I still hoped to find a friendly connection with my fellow graduate students during the last few weeks of school and was pleased when three of them invited me out to dinner.  We sat and talked through a meal at Jimmy’s Diner, and everything seemed all right.  But when we walked out of the restaurant they surrounded me and told me that they were going to beat me up.  I had no idea what they were angry about–they didn’t say;  I replied that they could give it their best shot, but warned them that I would do my best to hurt them if they attacked me.  They figured out that I meant business and backed off.  My personal motto after that incident became:  Get the Hell Out of Delaware.

Years later I returned to U.D for a visit.  The campus was mostly deserted and I had a gallery in Recitation Hall all to myself.  I wandered around and looked at the framed photographs.  A woman came in and asked me if I was ready to lock up.  I recognized her.  I had a studio on the second floor in this same building in my second year, and she was a professor of weaving and worked across the hall from me.  She had since become the department chair, and apparently had called security to lock up the building.  She didn’t recognize me, of course, but somehow assumed that I was a guard even though I wasn’t wearing a uniform.  I identified myself and told her that we used to have friendly chats in the hall, but she bum rushed me out of the gallery and building.

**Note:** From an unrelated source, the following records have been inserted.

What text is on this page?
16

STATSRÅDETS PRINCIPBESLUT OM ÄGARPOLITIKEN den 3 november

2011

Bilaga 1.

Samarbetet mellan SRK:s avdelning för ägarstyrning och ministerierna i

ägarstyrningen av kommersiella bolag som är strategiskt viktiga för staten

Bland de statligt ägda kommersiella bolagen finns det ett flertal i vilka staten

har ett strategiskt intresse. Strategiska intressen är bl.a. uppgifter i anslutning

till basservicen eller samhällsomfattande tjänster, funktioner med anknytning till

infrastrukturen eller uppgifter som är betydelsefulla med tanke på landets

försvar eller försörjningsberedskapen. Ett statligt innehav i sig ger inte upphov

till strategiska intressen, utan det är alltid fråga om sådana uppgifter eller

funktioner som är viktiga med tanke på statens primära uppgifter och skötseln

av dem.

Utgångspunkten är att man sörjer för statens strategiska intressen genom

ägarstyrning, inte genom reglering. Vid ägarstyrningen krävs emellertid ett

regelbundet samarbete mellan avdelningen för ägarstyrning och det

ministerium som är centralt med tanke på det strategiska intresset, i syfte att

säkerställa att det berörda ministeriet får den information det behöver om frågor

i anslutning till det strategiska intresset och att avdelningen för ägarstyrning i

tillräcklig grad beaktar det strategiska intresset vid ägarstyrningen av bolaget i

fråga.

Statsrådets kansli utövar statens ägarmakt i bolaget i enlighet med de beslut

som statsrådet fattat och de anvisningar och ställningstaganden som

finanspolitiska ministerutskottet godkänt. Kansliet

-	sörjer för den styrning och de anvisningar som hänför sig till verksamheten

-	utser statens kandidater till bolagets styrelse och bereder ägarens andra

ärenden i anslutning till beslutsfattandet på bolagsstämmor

This disregard for an alumnus wasn’t all that significant, but I recognized the treatment as something that had happened to me before.  One day during my second semester at U.D. I was standing outside my studio watching a fellow grad student give a drawing class.  I was looking for ideas for my own lessons.  A professor, who I had met at a couple parties and social gatherings, mistook me for a maintenance man.  He walked up to me and told me to fix the air conditioning unit.  I ignored him at first, but he tugged on my shirt sleeve and demanded that I do something.  I let him know that I was a grad student and that we had met.  He didn’t apologize or acknowledge his error, but turned on his heel and continued his search for the missing fix-it man.

As I left campus after being expelled from Recitation Hall, I connected the two moments of being mistaken for a guard and a workman, and decided that I had been sent a message.  I clearly wasn’t ever going to be recognized, wanted or appreciated by my alma mater, and there was no point in ever visiting or communicating with anyone associated with the institution ever again.

I have never returned to the campus since and plan to stay the hell out of Delaware until my dying day.